FeaturetorchsomMiniSomSimpSOMSOMPYsomoclu
FrameworkPyTorchNumPyNumPyNumPyC++
GPU SupportCUDACuPYCUDA
API Designscikit-learnCustomCustomMATLABCustom
VisualizationAdvancedModerateModerateBasic
Clustering

Technical Advantages

  1. Modern Architecture: Based on PyTorch ecosystem
  2. Standardized Interface: Follows scikit-learn conventions
  3. Complete Functionality: Integrates training, clustering, visualization
  4. High-Quality Implementation: 90% test coverage, complete documentation

Conclusions and Discussion

Main Conclusions

  1. torchsom provides the first comprehensive PyTorch-based SOM implementation
  2. Significantly improves topological preservation and computational efficiency while maintaining comparable quantization quality
  3. Rich visualization tools fill important gaps in existing SOM libraries
  4. Standardized API design facilitates integration with modern ML workflows

Limitations

  1. GPU Dependency: Optimal performance requires CUDA support
  2. Memory Requirements: Large-scale datasets may require substantial GPU memory
  3. Hyperparameter Sensitivity: Still requires careful tuning
  4. Domain-Specific Adaptation: Certain domain-specific requirements may need additional customization

Future Directions

  1. Algorithm Extensions: Support for additional SOM variants (e.g., Growing SOM)
  2. Distributed Training: Support for multi-GPU and distributed computing
  3. Automatic Hyperparameter Tuning: Integration of hyperparameter optimization functionality
  4. Domain Specialization: Optimization for specific application domains

In-Depth Evaluation

Strengths

  1. Technical Innovation: First deep integration of SOM with modern deep learning frameworks
  2. High Engineering Quality: 90% test coverage, complete documentation, modular design
  3. Strong Practical Value: Significant performance improvements and rich functionality
  4. Good Reproducibility: Open-source implementation with detailed experimental setup

Weaknesses

  1. Limited Theoretical Contribution: Primarily an engineering implementation with limited algorithmic innovation
  2. Limited Evaluation Scope: Mainly tested on synthetic data with few real-world application cases
  3. Incomplete Comparisons: Lacks detailed comparison with all existing SOM libraries
  4. Insufficient Scalability Verification: Performance on ultra-large-scale data requires further validation

Impact

  1. Domain Contribution: Provides a modernized tool platform for SOM research
  2. Practical Value: Lowers technical barriers to SOM application
  3. Ecosystem Impact: Promotes integration of traditional ML algorithms with modern frameworks
  4. Community Value: Open-source contribution facilitates SOM technology dissemination and development

Applicable Scenarios

  1. Exploratory Data Analysis: Visualization and understanding of high-dimensional data
  2. Anomaly Detection: Industrial monitoring and quality control
  3. Clustering Analysis: Customer segmentation, market analysis
  4. Feature Learning: As a preprocessing step in deep learning pipelines
  5. Educational Research: Teaching and research platform for SOM algorithms

References

  1. Kohonen, T. (1982).

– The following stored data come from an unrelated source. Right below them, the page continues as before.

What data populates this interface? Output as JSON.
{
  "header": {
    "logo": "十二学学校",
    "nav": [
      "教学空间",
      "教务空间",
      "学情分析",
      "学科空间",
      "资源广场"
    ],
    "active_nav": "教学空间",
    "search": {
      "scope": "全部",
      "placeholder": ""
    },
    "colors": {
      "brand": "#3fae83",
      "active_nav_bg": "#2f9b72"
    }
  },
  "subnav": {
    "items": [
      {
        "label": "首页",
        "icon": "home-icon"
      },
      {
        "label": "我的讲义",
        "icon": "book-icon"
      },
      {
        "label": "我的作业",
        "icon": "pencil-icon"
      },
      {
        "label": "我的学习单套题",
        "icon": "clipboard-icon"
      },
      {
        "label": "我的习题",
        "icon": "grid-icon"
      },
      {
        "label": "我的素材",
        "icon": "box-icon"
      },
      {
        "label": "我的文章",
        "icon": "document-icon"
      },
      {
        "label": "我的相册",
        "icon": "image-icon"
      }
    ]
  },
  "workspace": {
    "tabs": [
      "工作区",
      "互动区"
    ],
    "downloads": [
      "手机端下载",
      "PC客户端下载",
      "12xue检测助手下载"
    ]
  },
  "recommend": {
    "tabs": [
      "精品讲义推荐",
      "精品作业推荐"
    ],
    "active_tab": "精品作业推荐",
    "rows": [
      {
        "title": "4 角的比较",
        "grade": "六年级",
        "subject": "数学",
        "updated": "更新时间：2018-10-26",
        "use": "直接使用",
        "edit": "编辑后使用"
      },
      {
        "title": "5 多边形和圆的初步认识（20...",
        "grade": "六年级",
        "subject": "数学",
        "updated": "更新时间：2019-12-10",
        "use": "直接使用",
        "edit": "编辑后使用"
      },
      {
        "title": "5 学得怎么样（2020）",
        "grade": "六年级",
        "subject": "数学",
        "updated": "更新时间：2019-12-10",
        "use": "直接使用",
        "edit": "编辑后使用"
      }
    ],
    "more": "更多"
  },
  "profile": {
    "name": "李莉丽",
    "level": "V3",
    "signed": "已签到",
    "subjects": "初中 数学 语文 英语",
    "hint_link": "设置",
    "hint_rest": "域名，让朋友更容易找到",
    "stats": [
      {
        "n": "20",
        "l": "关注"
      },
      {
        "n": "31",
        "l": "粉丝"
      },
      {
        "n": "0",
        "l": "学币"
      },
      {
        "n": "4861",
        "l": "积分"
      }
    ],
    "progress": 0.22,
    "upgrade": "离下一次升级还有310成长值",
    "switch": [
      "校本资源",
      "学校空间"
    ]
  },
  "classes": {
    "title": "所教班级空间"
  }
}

Self-organized formation of topologically correct feature maps
  2. Kohonen, T. (1990). The self-organizing map
  3. Vettigli, G. (2018). MiniSom: Minimalistic implementation of Self Organizing Maps
  4. Pedregosa, F. et al. (2011). Scikit-learn: Machine Learning in Python

Overall Assessment: This is a high-quality software engineering paper that significantly enhances SOM's usability and performance through modernized implementation. While algorithmic innovation is limited, its engineering value and practical significance are noteworthy, providing an excellent example of applying traditional machine learning algorithms in modern computing environments.